El tipo no era guapo pero sí muy elegante y me resultó atractivo a un punto que yo misma me sorprendí. Desde luego, debía estar forrado porque la mansión, y aquello era una mansión en toda regla, quitaba el hipo a alguien que, como yo, procedía de una familia muy modesta. Además de dinero, el hombre tenía gusto. La decoración era excelente, humana, íntima, aquella vivienda invitaba a disfrutarla, emanaba sensaciones. Había muchas fotografías colgadas en las paredes, sin duda de momentos familiares pero cada una de ellas había sido tratada y artísticamente mejorada. Las lámparas eras de líneas estilizadas pero de calidad. Las cortinas tenían su color a juego con las paredes y el conjunto de la estancia era muy, muy acogedor. Aquel salón, casi tan grande como todo mi apartamento, tenía un piano en un extremo. Su tapa estaba abierta, señal de que mi entrevistador sabía tocarlo y el equipo de música me dio envidia. Se acercó a él y cortó a Sibelius.

- Por favor, siéntese – sonrió por primera vez. – ¿De verdad que no desea tomar nada?
- De veras, es muy amable.
- Bien, pues si lo prefiere, vayamos al grano. ¿Le parecen adecuadas las condiciones económicas de las que le hablé?
- Sin duda- contesté rápidamente sin acordarme de que para negociar hay que poner cara de no estar muy convencida. Pero, qué diantre, era un sueldo fabuloso, para qué fingir lo contrario.
- Las sesiones musicales serían en esta misma sala. Usted puede elegir el lugar que más le convenga para interpretar porque la habitación tiene una acústica excelente. Lo único que le pido es intimidad. Lo que deseo es que usted llegue y durante dos horas interprete repetidamente la Chacona o, si se lo pido, la Partita completa. No tenemos que vernos, será mejor así. Yo me limitaré a escucharla sentado en aquel sillón que, como puede ver, está en penumbra. No se preocupe, necesito concentrarme. Después, cuando llegue la hora, usted se marchará sin decir nada, sin despedirse siquiera, tan solo para regresar cuando sea la siguiente sesión.

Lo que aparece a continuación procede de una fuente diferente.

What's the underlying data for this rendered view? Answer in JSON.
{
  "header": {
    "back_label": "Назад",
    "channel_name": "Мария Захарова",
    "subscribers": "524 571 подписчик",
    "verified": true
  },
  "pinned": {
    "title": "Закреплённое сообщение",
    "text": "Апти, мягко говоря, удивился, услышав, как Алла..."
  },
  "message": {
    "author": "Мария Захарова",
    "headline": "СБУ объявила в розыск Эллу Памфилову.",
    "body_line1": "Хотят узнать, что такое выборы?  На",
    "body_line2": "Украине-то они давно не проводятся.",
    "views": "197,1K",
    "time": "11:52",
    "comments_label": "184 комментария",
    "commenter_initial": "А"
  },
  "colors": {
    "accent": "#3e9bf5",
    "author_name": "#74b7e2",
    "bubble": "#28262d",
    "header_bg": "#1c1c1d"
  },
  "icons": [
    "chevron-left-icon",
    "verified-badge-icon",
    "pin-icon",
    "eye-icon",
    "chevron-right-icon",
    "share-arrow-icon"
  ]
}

Decididamente, el hombre era raro; el trabajo era extraño; todo resultaba una locura. Pero no parecía peligroso y 5.000 euros eran muchos euros.

- Estoy de acuerdo, de hecho prefiero interactuar lo justo y centrarme en la música- contesté con una arrogancia de la que me arrepentí al instante-, acepto el empleo.
- Un momento, no tan rápido, señorita- me cortó él y yo me di cuenta de mi torpeza-, antes ha de demostrarme que usted ejecuta realmente bien la Chacona de Juan Sebastián Bach. Por favor, cuando quiera. Yo me sentaré en mi sillón que ya le he mostrado y usted puede comenzar cuando lo desee. Hoy, tocará la Chacona una sola vez. Recuerde que los demás días deberá repetirla durante dos horas. Y es mi deseo que cada vez, cada interpretación, tenga el mismo sentido, la misma emoción que la primera. Si usted cae en la rutina, en el automatismo sin vida,  será despedida.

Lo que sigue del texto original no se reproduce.